A pacificação tinha diferentes significados, presentes em narrativas que ainda reverberam. Em 18 de outubro de 2020, uma reportagem no site do Conselho Indigenista Missionário (Cimi) descreve o sertanista como um ser abominável. “Hoerhann era um sujeito bruto, cruel e odiava os Xokleng. Não era raro o SPI manter figuras com este perfil nas chefias de postos das Terras Indígenas”. Outras acusações recaíram sobre Hoerhann: ele costumava experimentar as armas de fogo utilizando os Xokleng como alvo, além disso estuprava as indígenas virgens. 

De acordo com a reportagem, acusações documentadas, com acesso aos pesquisadores e em parte presentes no Relatório Figueiredo, contam que Hoerhann submetia os indígenas a trabalhos em condições análogas à escravidão, fazendo-os cumprir jornadas exaustivas em troca de comida. Ele chegou a ser preso e condenado pela morte de um indígena que o denunciou por trabalho escravo. 

O Relatório Figueiredo apurou matanças de comunidades inteiras, torturas e crueldades praticadas contra indígenas em todo o país — principalmente por latifundiários e funcionários do extinto Serviço de Proteção ao Índio (SPI), segundo o Ministério Público Federal. O documento ficou 45 anos desaparecido e foi encontrado quase intacto em abril de 2013.

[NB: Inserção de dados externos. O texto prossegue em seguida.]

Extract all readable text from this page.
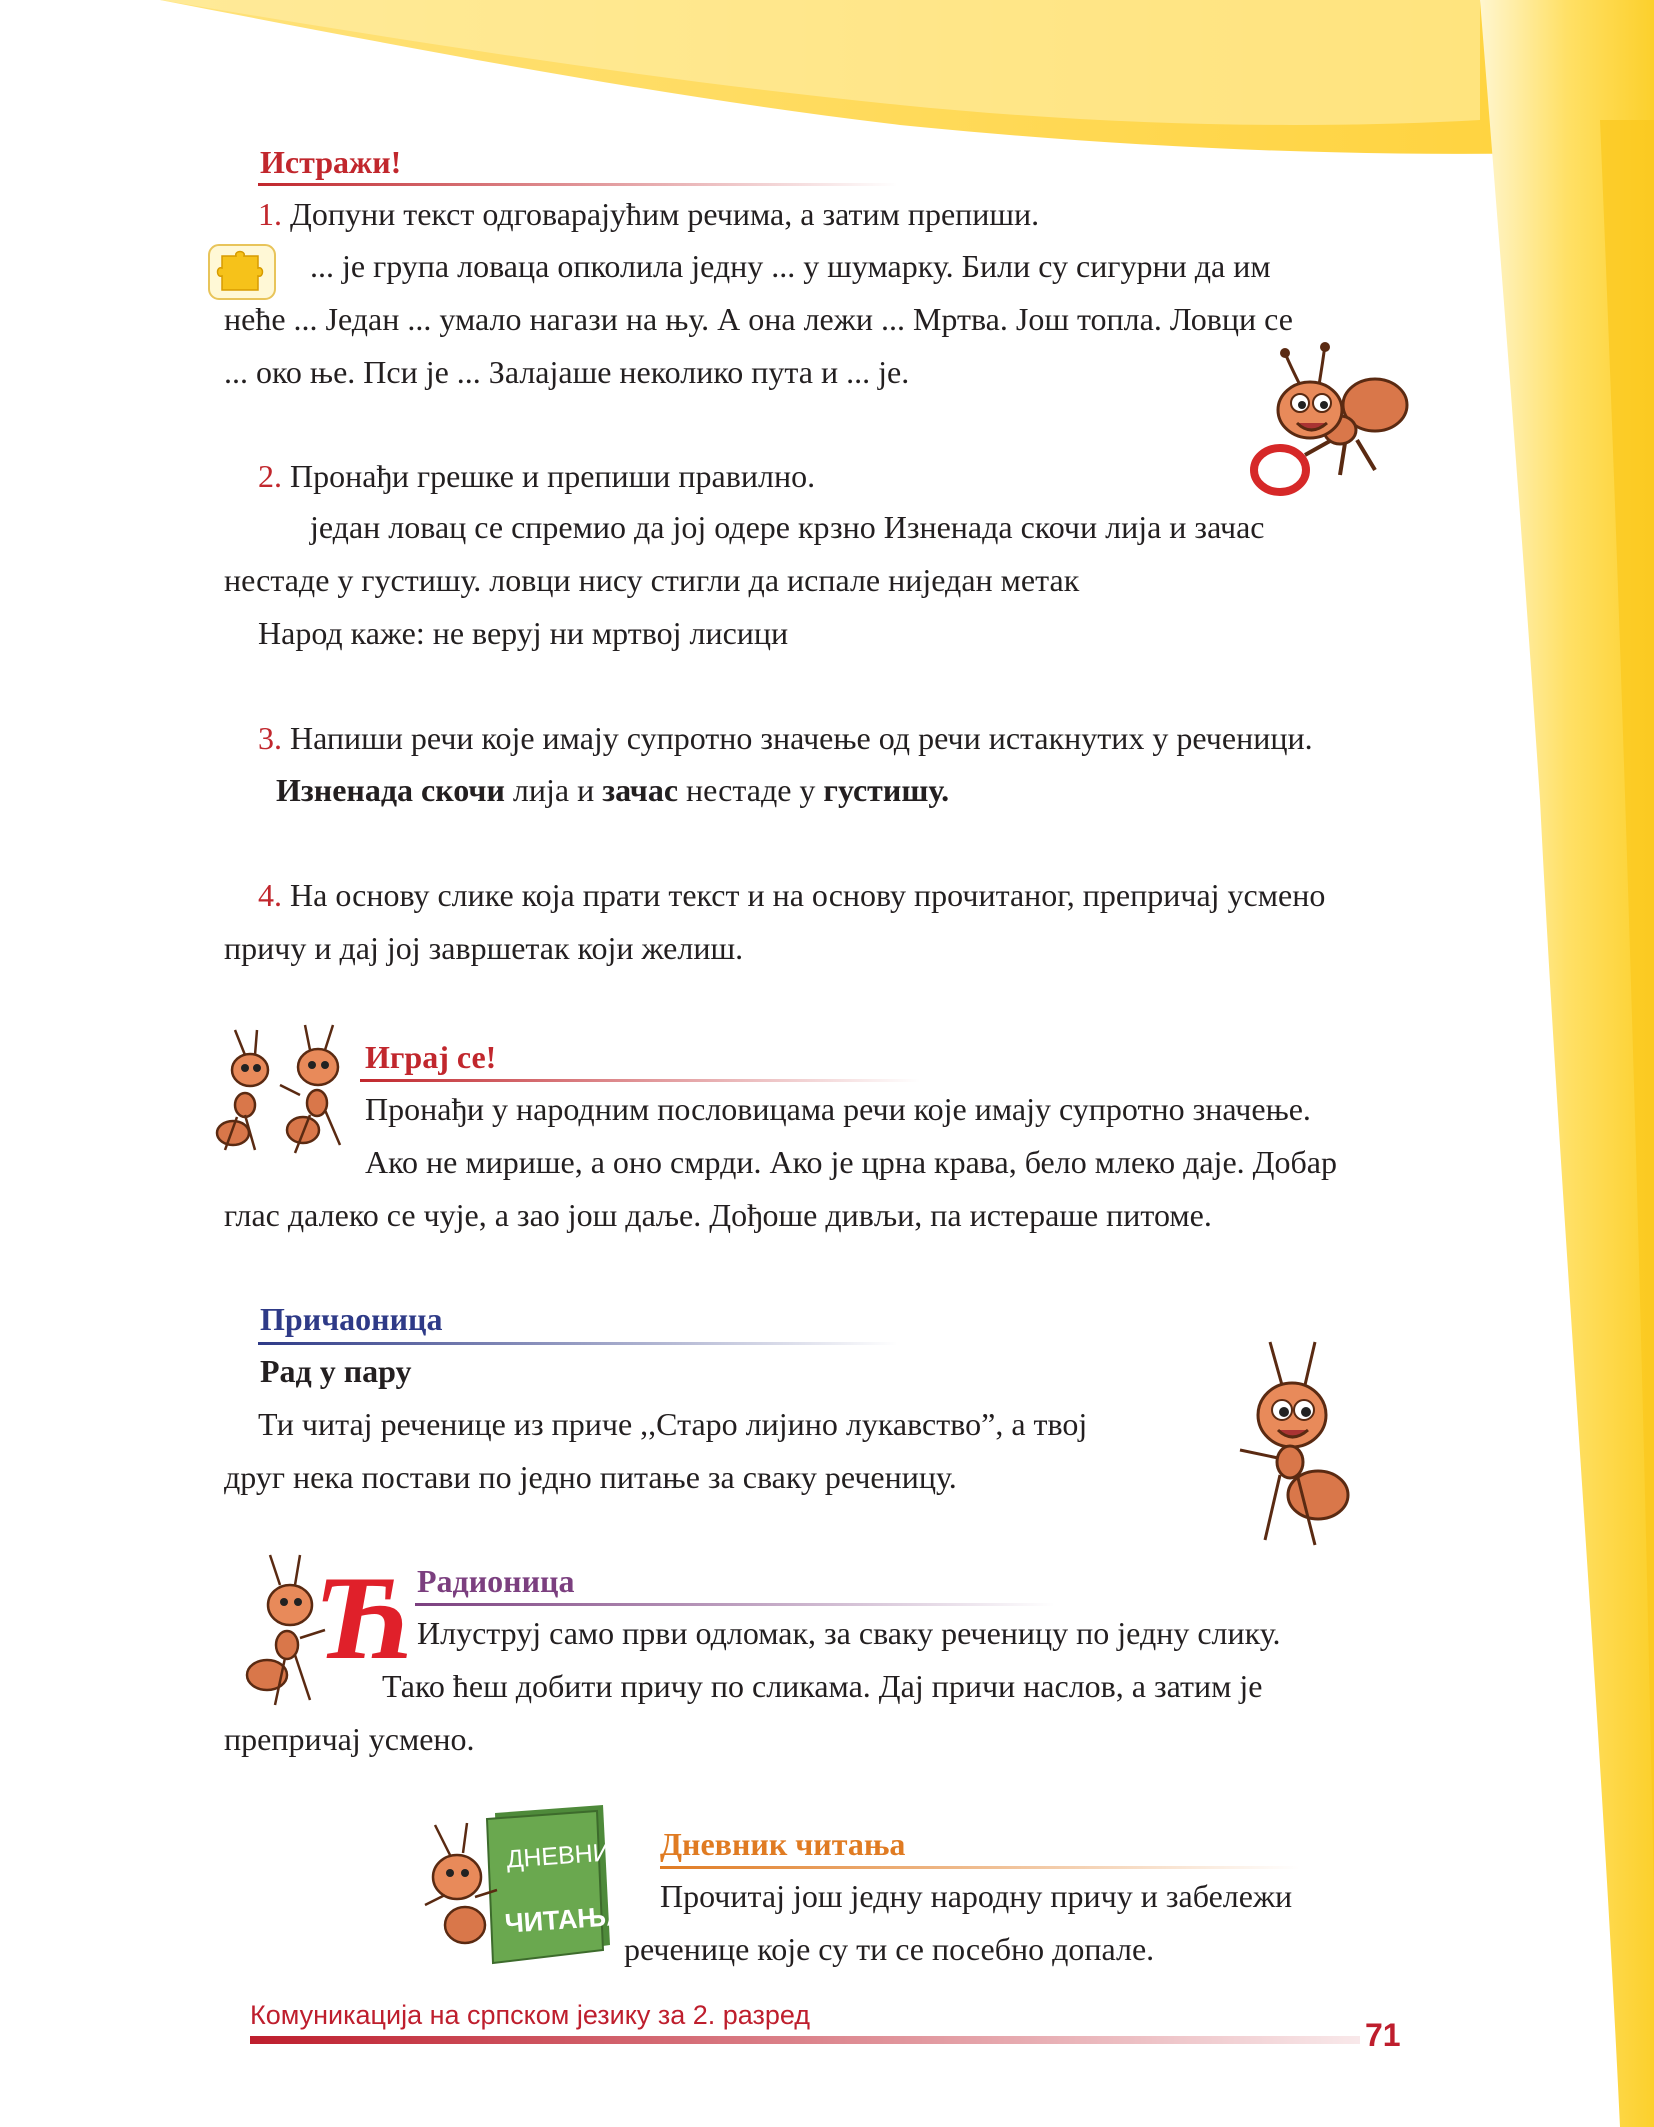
Истражи!
1. Допуни текст одговарајућим речима, а затим препиши.
... је група ловаца опколила једну ... у шумарку. Били су сигурни да им
неће ... Један ... умало нагази на њу. А она лежи ... Мртва. Још топла. Ловци се
... око ње. Пси је ... Залајаше неколико пута и ... је.
2. Пронађи грешке и препиши правилно.
један ловац се спремио да јој одере крзно Изненада скочи лија и зачас
нестаде у густишу. ловци нису стигли да испале ниједан метак
Народ каже: не веруј ни мртвој лисици
3. Напиши речи које имају супротно значење од речи истакнутих у реченици.
Изненада скочи лија и зачас нестаде у густишу.
4. На основу слике која прати текст и на основу прочитаног, препричај усмено
причу и дај јој завршетак који желиш.
Играј се!
Пронађи у народним пословицама речи које имају супротно значење.
Ако не мирише, а оно смрди. Ако је црна крава, бело млеко даје. Добар
глас далеко се чује, а зао још даље. Дођоше дивљи, па истераше питоме.
Причаоница
Рад у пару
Ти читај реченице из приче ,,Старо лијино лукавство”, а твој
друг нека постави по једно питање за сваку реченицу.
Ћ Радионица
Илуструј само први одломак, за сваку реченицу по једну слику.
Тако ћеш добити причу по сликама. Дај причи наслов, а затим је
препричај усмено.
ДНЕВНИК
ЧИТАЊА
Дневник читања
Прочитај још једну народну причу и забележи
реченице које су ти се посебно допале.
Комуникација на српском језику за 2. разред
71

Religião evangélica domina aldeia e disputa espaço com tradições

Lideranças Xokleng estimam que 80% da população seja evangélica. São 14 templos nas noves aldeias do território. A reportagem esteve numa dessas igrejas e acompanhou um momento marcado por cânticos. Tratava-se um trecho da Bíblia com uma passagem sobre o Rio Jordão — as estrofes cantadas na língua Xokleng. 

Disseminada nas aldeias, a religião entra em choque com tradições e cultura indígena e, para alguns, gera “certa confusão”. 

– Algumas lideranças, como ex-caciques, são pastores. Na interpretação da Bíblia, eles falam em provação, em livramento, na vontade de Deus. Isso acaba por impactar algumas das nossas realidades, como a questão do nosso território e nas escolhas políticas – observa uma educadora, que pediu para não ser identificada. 

Já o líder Brasílio Priprá, evangélico, discorda: 

 

– A igreja evangélica entrou no território em 1940, e considero que a relação foi sempre muito boa. Acredito que o povo indígena tem fé em Deus, e seria igual se estivéssemos no mato. Na sociedade também é assim, as pessoas acreditam no que se sentem melhor e seguem sua forma de agir. 

Antes do contato com o não-indígena, os Xokleng acreditavam que cada ser da natureza possuía um espírito que deveria ser respeitado — animais, trovão, vento e plantas. Para eles, uma ave Aripina (Kókóly) cantando sobre as montanhas ou trovões no céu significam que algo está para acontecer. E essas manifestações da natureza seriam uma forma de o Kujá (pessoa que mantinha contato com essas entidades) avisar o povo. 

 

Outra crença tradicional é de que tempo nublado e chuviscando (dénjangó vã) avisa que algo triste irá acontecer. Já quando uma árvore cai ou se quebra no mato significa morte de um ente querido. 

 

“Tudo isto ou estes casos fazem parte da nossa cultura. São ainda manifestações fortes, apesar de uma religião ocidental, a evangélica, presente no nosso território indígena”, destaca Carli Caxias Popó, no Trabalho de Conclusão de Curso (TCC) apresentado à Universidade Federal de Santa Catarina (UFSC). Ele estudou “Cosmologia na Visão Xokleng”, destacando as relações entre diversas concepções de mundo: mundo natural, sobrenatural, natureza e cultura, questionando e expandindo os olhares sobre o que é natural e cultural material e imaterial. 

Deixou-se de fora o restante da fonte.